En guise de préambule, en "voix off", un journaliste dans une émission de radio fait mention que l'Irlande est le pays d'Europe où les SDF sont les plus nombreux par rapport à la population irlandaise.

Depuis deux semaines, Rosie, une mère de quatre enfants dont trois en bas âge, appelle des hôtels les uns derrière les autres en demandant s'il y aurait une possiblité de trouver une chambre pendant une nuitée ou plus. Elle suit une liste que lui a communiqué la mairie qui se porte garante et paye pour les personnes comme cette famille qui vit dans leur voiture. En effet, ils ont été expulsés de leur maison dans laquelle ils vivaient depuis sept ans, le propriétaire ayant repris son bien pour le vendre, Rosie et son compagnon John Paul ont bien entendu été dans l'incapacité de l'acheter. Pendant que son compagnon travaille dans un restaurant à Dublin, Rosie accompagne ses enfants à l'école et n'arrête pas d'appeler encore et toujours.
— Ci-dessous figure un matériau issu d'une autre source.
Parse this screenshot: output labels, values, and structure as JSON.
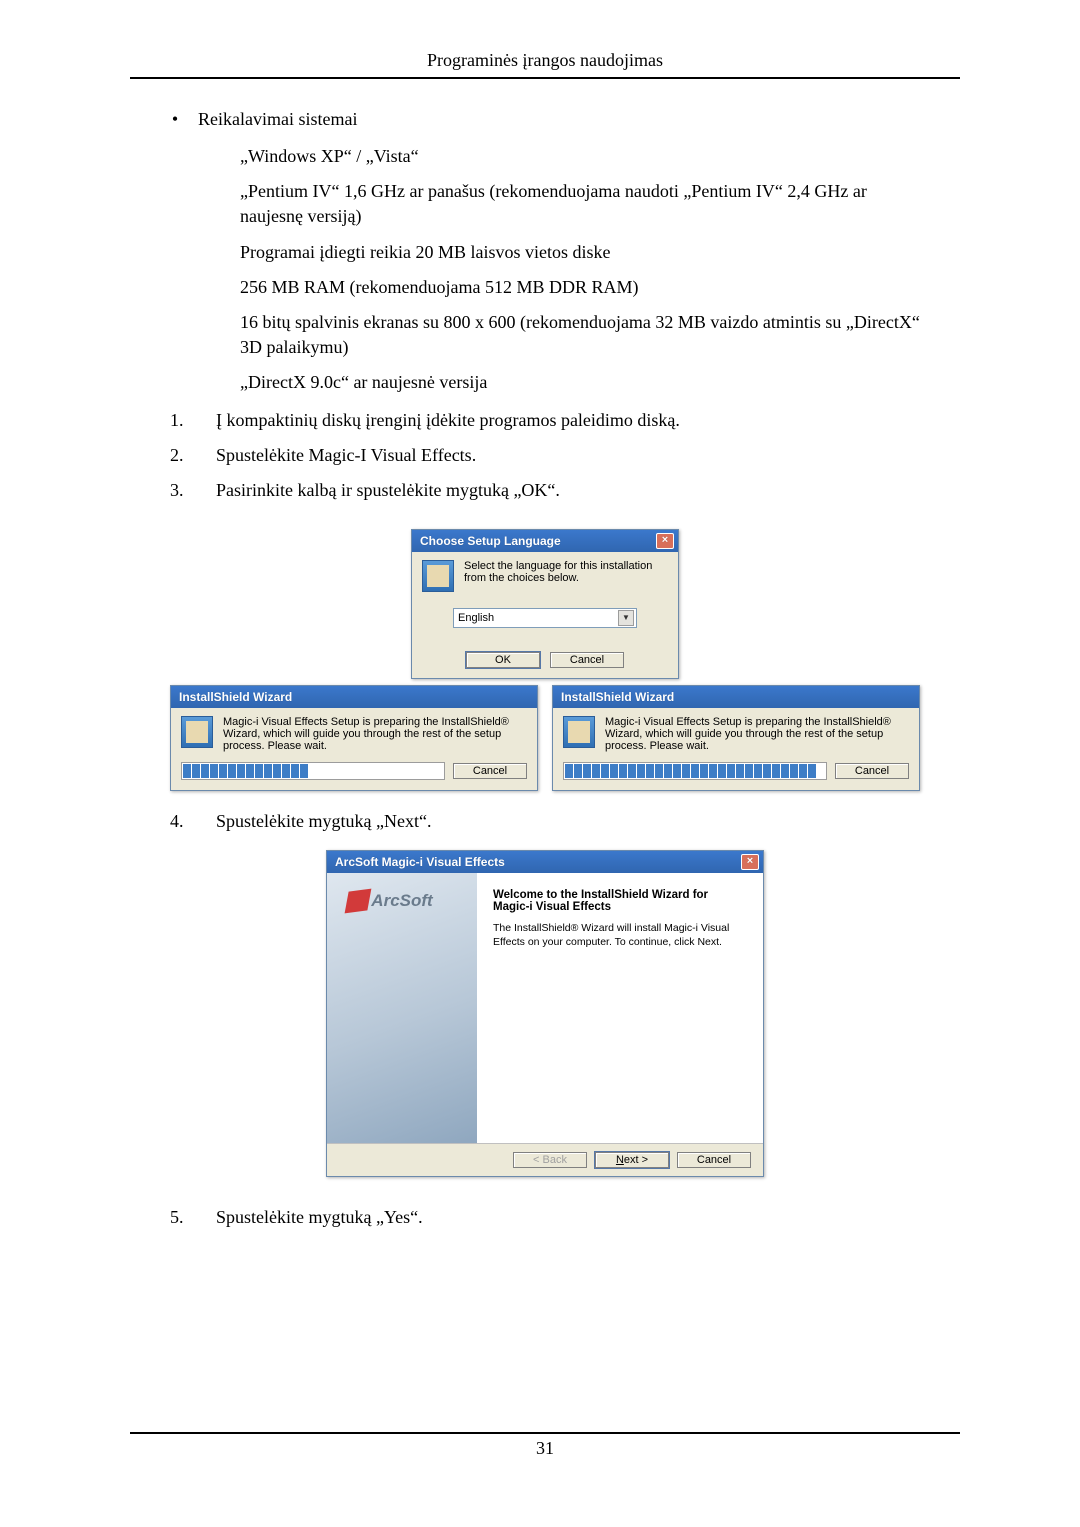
{
  "header": {
    "title": "Programinės įrangos naudojimas"
  },
  "footer": {
    "pagenum": "31"
  },
  "bullet": {
    "title": "Reikalavimai sistemai"
  },
  "reqs": {
    "r1": "„Windows XP“ / „Vista“",
    "r2": "„Pentium IV“ 1,6 GHz ar panašus (rekomenduojama naudoti „Pentium IV“ 2,4 GHz ar naujesnę versiją)",
    "r3": "Programai įdiegti reikia 20 MB laisvos vietos diske",
    "r4": "256 MB RAM (rekomenduojama 512 MB DDR RAM)",
    "r5": "16 bitų spalvinis ekranas su 800 x 600 (rekomenduojama 32 MB vaizdo atmintis su „DirectX“ 3D palaikymu)",
    "r6": "„DirectX 9.0c“ ar naujesnė versija"
  },
  "steps": {
    "s1n": "1.",
    "s1": "Į kompaktinių diskų įrenginį įdėkite programos paleidimo diską.",
    "s2n": "2.",
    "s2": "Spustelėkite Magic-I Visual Effects.",
    "s3n": "3.",
    "s3": "Pasirinkite kalbą ir spustelėkite mygtuką „OK“.",
    "s4n": "4.",
    "s4": "Spustelėkite mygtuką „Next“.",
    "s5n": "5.",
    "s5": "Spustelėkite mygtuką „Yes“."
  },
  "dlg_lang": {
    "title": "Choose Setup Language",
    "msg": "Select the language for this installation from the choices below.",
    "selected": "English",
    "ok": "OK",
    "cancel": "Cancel"
  },
  "dlg_wizard": {
    "title": "InstallShield Wizard",
    "msg": "Magic-i Visual Effects Setup is preparing the InstallShield® Wizard, which will guide you through the rest of the setup process. Please wait.",
    "cancel": "Cancel"
  },
  "dlg_arcsoft": {
    "title": "ArcSoft Magic-i Visual Effects",
    "brand": "ArcSoft",
    "heading": "Welcome to the InstallShield Wizard for Magic-i Visual Effects",
    "text": "The InstallShield® Wizard will install Magic-i Visual Effects on your computer.  To continue, click Next.",
    "back": "< Back",
    "next": "Next >",
    "cancel": "Cancel"
  }
}
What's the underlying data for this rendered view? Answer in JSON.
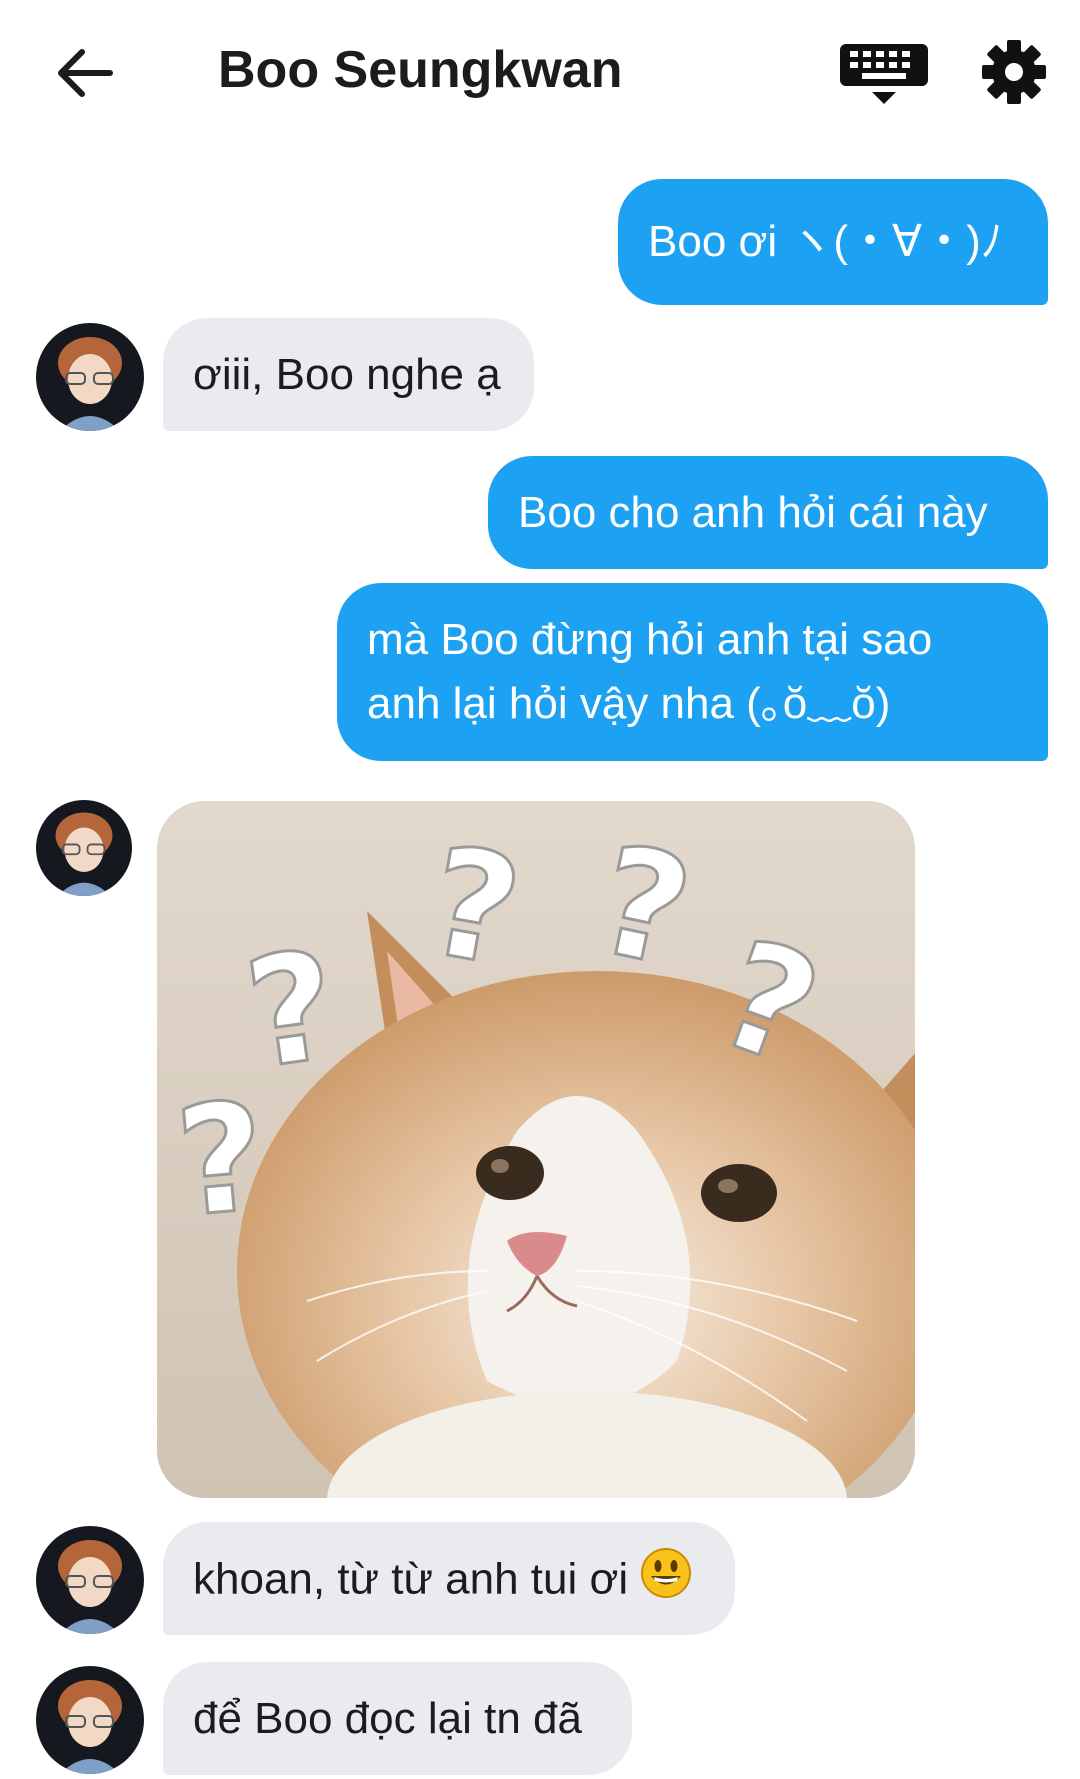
{
  "header": {
    "title": "Boo Seungkwan",
    "back_icon": "back-arrow-icon",
    "keyboard_icon": "keyboard-icon",
    "settings_icon": "gear-icon"
  },
  "colors": {
    "outgoing_bubble": "#1da1f2",
    "incoming_bubble": "#e9ebee",
    "text_dark": "#1c1c1e"
  },
  "messages": [
    {
      "side": "out",
      "text": "Boo ơi ヽ(・∀・)ﾉ"
    },
    {
      "side": "in",
      "text": "ơiii, Boo nghe ạ"
    },
    {
      "side": "out",
      "text": "Boo cho anh hỏi cái này"
    },
    {
      "side": "out",
      "line1": "mà Boo đừng hỏi anh tại sao",
      "line2": "anh lại hỏi vậy nha (｡ŏ﹏ŏ)"
    },
    {
      "side": "in",
      "type": "image",
      "image": "confused-cat-question-marks"
    },
    {
      "side": "in",
      "text": "khoan, từ từ anh tui ơi",
      "emoji": "grinning-face-emoji"
    },
    {
      "side": "in",
      "text": "để Boo đọc lại tn đã"
    }
  ]
}
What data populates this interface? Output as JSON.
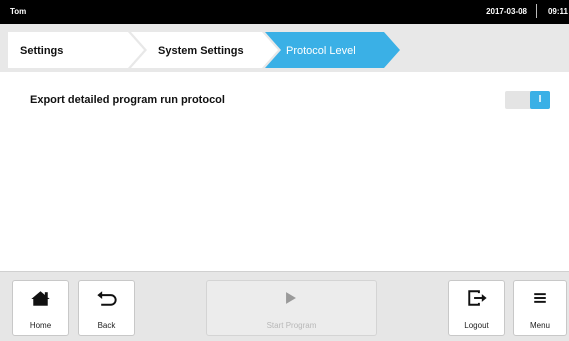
{
  "status_bar": {
    "user": "Tom",
    "date": "2017-03-08",
    "time": "09:11"
  },
  "breadcrumb": [
    {
      "label": "Settings",
      "active": false
    },
    {
      "label": "System Settings",
      "active": false
    },
    {
      "label": "Protocol Level",
      "active": true
    }
  ],
  "setting": {
    "label": "Export detailed program run protocol",
    "toggle_symbol": "I",
    "enabled": true
  },
  "footer": {
    "home": "Home",
    "back": "Back",
    "start_program": "Start Program",
    "logout": "Logout",
    "menu": "Menu"
  },
  "colors": {
    "accent": "#3ab0e6",
    "crumb_inactive": "#ffffff",
    "bar_background": "#e6e6e6"
  },
  "icons": {
    "home": "home-icon",
    "back": "undo-arrow-icon",
    "start": "play-icon",
    "logout": "logout-icon",
    "menu": "hamburger-icon"
  }
}
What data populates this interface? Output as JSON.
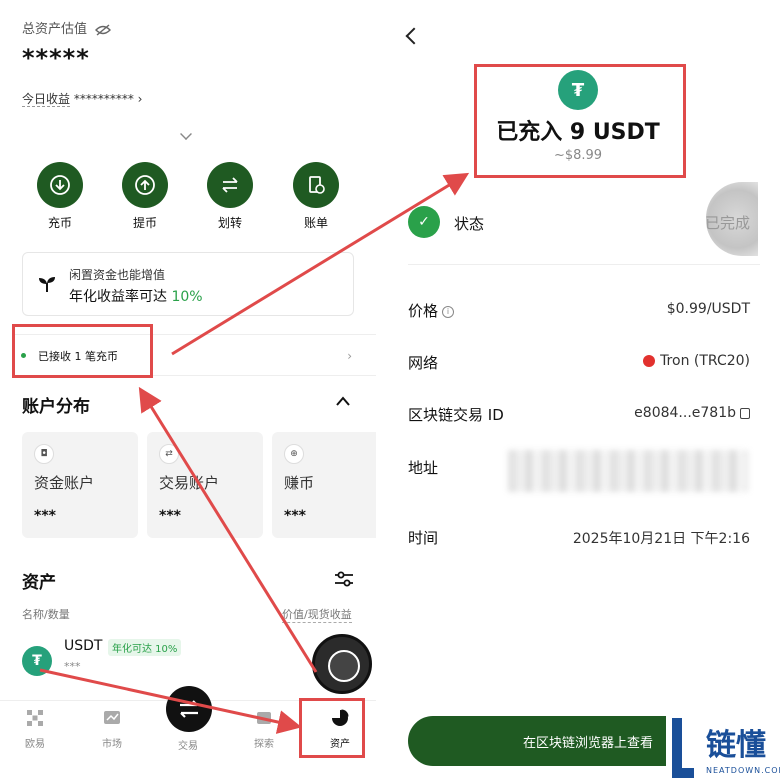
{
  "left": {
    "total_label": "总资产估值",
    "total_value": "*****",
    "today_label": "今日收益",
    "today_value": "**********",
    "today_chev": "›",
    "actions": [
      {
        "label": "充币",
        "icon": "deposit-icon"
      },
      {
        "label": "提币",
        "icon": "withdraw-icon"
      },
      {
        "label": "划转",
        "icon": "transfer-icon"
      },
      {
        "label": "账单",
        "icon": "bill-icon"
      }
    ],
    "promo": {
      "line1": "闲置资金也能增值",
      "line2_prefix": "年化收益率可达",
      "line2_rate": "10%"
    },
    "notice": {
      "text": "已接收 1 笔充币",
      "chev": "›"
    },
    "accounts_title": "账户分布",
    "accounts": [
      {
        "name": "资金账户",
        "value": "***"
      },
      {
        "name": "交易账户",
        "value": "***"
      },
      {
        "name": "赚币",
        "value": "***"
      }
    ],
    "assets_title": "资产",
    "col_left": "名称/数量",
    "col_right": "价值/现货收益",
    "asset": {
      "symbol": "USDT",
      "badge": "年化可达 10%",
      "amount": "***"
    },
    "nav": [
      {
        "label": "欧易",
        "icon": "okx-icon"
      },
      {
        "label": "市场",
        "icon": "market-icon"
      },
      {
        "label": "交易",
        "icon": "trade-icon"
      },
      {
        "label": "探索",
        "icon": "explore-icon"
      },
      {
        "label": "资产",
        "icon": "assets-icon"
      }
    ]
  },
  "right": {
    "title": "已充入 9 USDT",
    "subtitle": "~$8.99",
    "status_label": "状态",
    "status_value": "已完成",
    "rows": {
      "price_label": "价格",
      "price_value": "$0.99/USDT",
      "network_label": "网络",
      "network_value": "Tron (TRC20)",
      "txid_label": "区块链交易 ID",
      "txid_value": "e8084...e781b",
      "address_label": "地址",
      "time_label": "时间",
      "time_value": "2025年10月21日 下午2:16"
    },
    "cta": "在区块链浏览器上查看"
  },
  "watermark": {
    "cn": "链懂",
    "en": "NEATDOWN.COM"
  },
  "colors": {
    "brand_green": "#1f5a22",
    "accent_green": "#2aa14a",
    "annotation_red": "#e04a4a",
    "usdt": "#26a17b"
  }
}
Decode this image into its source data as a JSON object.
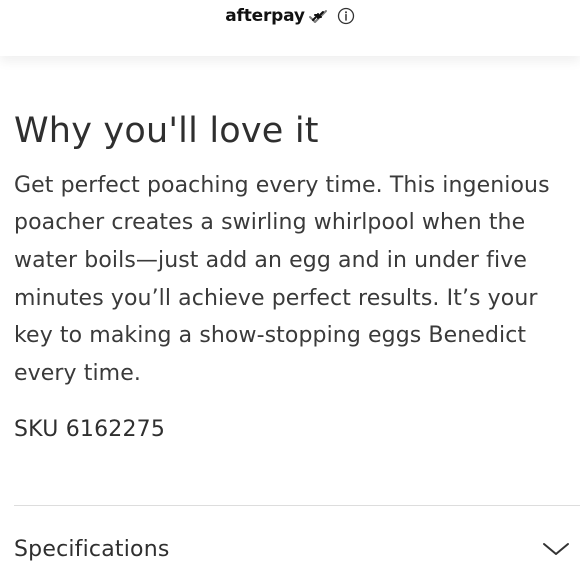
{
  "header": {
    "payment_brand": "afterpay",
    "payment_logo_icon": "afterpay-arrows-icon",
    "info_icon": "info-circle-icon"
  },
  "product_details": {
    "title": "Why you'll love it",
    "description": "Get perfect poaching every time. This ingenious poacher creates a swirling whirlpool when the water boils—just add an egg and in under five minutes you’ll achieve perfect results. It’s your key to making a show-stopping eggs Benedict every time.",
    "sku": "SKU 6162275"
  },
  "accordion": {
    "specifications_label": "Specifications",
    "chevron_icon": "chevron-down-icon"
  },
  "colors": {
    "text_primary": "#2f2f2f",
    "divider": "#dddddd",
    "background": "#ffffff"
  }
}
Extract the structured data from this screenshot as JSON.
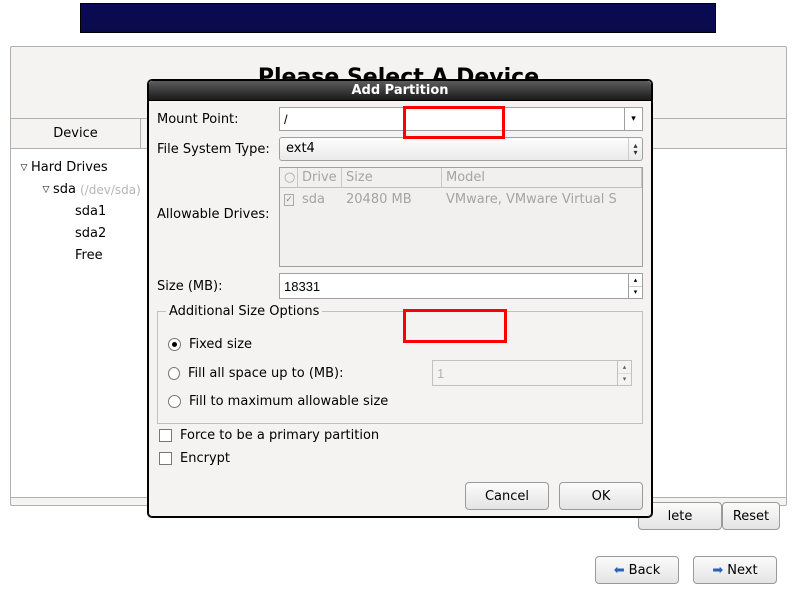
{
  "parent": {
    "page_title": "Please Select A Device",
    "columns": {
      "device": "Device"
    },
    "tree": {
      "root": "Hard Drives",
      "disk": "sda",
      "disk_path": "(/dev/sda)",
      "partitions": [
        "sda1",
        "sda2",
        "Free"
      ]
    },
    "buttons": {
      "delete_partial": "lete",
      "reset": "Reset",
      "back": "Back",
      "next": "Next"
    }
  },
  "dialog": {
    "title": "Add Partition",
    "labels": {
      "mount_point": "Mount Point:",
      "fs_type": "File System Type:",
      "allowable_drives": "Allowable Drives:",
      "size": "Size (MB):",
      "additional_opts": "Additional Size Options",
      "fixed_size": "Fixed size",
      "fill_upto": "Fill all space up to (MB):",
      "fill_max": "Fill to maximum allowable size",
      "force_primary": "Force to be a primary partition",
      "encrypt": "Encrypt"
    },
    "values": {
      "mount_point": "/",
      "fs_type": "ext4",
      "size_mb": "18331",
      "fill_upto_value": "1"
    },
    "drive_table": {
      "headers": {
        "drive": "Drive",
        "size": "Size",
        "model": "Model"
      },
      "row": {
        "drive": "sda",
        "size": "20480 MB",
        "model": "VMware, VMware Virtual S"
      }
    },
    "buttons": {
      "cancel": "Cancel",
      "ok": "OK"
    }
  }
}
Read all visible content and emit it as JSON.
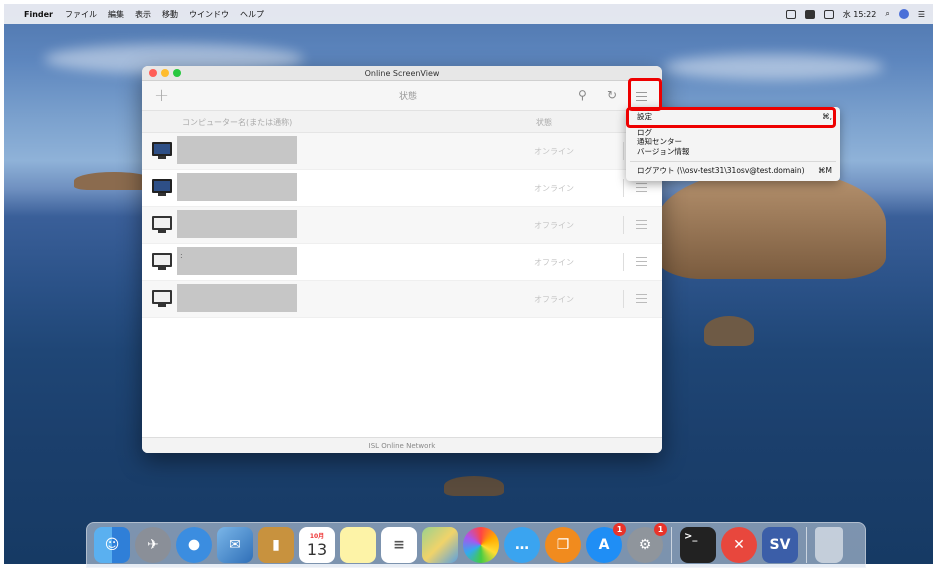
{
  "menubar": {
    "apple": "",
    "app_name": "Finder",
    "items": [
      "ファイル",
      "編集",
      "表示",
      "移動",
      "ウインドウ",
      "ヘルプ"
    ],
    "clock": "水 15:22"
  },
  "window": {
    "title": "Online ScreenView",
    "status_filter": "状態",
    "columns": {
      "computer_name": "コンピューター名(または通称)",
      "status": "状態"
    },
    "footer": "ISL Online Network"
  },
  "computers": [
    {
      "name": "",
      "status": "オンライン",
      "state": "online"
    },
    {
      "name": "",
      "status": "オンライン",
      "state": "online"
    },
    {
      "name": "",
      "status": "オフライン",
      "state": "offline"
    },
    {
      "name": ":",
      "status": "オフライン",
      "state": "offline"
    },
    {
      "name": "",
      "status": "オフライン",
      "state": "offline"
    }
  ],
  "dropdown": {
    "settings": "設定",
    "settings_shortcut": "⌘,",
    "log": "ログ",
    "notification_center": "通知センター",
    "version_info": "バージョン情報",
    "logout": "ログアウト (\\\\osv-test31\\31osv@test.domain)",
    "logout_shortcut": "⌘M"
  },
  "dock": {
    "calendar_month": "10月",
    "calendar_day": "13",
    "badge_appstore": "1",
    "badge_prefs": "1",
    "sv_label": "SV"
  },
  "colors": {
    "highlight": "#e00000",
    "online_screen": "#2e4f86"
  }
}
Les enfant un peu turbulents souffrent de cette situation mais Rosie est là, patiente envers eux, faisant son possible pour ne pas "craquer". A la fin, on sent qu'un immense amour est le ciment cette famille qui se lave dans les toilettes de bar et qui a faim. Les corn flakes et les frites, au bout d'un moment, ce n'est pas nourrissant. Le film dure 1h20 et se passe beaucoup dans l'habitacle de la voiture. Rosie ne veut pas que l'on dise qu'elle est SDF mais qu'elle est enfermée dehors avec sa famille. Personnellement, je ne sais pas comment je réagirai si j'étais dans cette situation. Un film que je vous recommande absolument, tout comme Aurore.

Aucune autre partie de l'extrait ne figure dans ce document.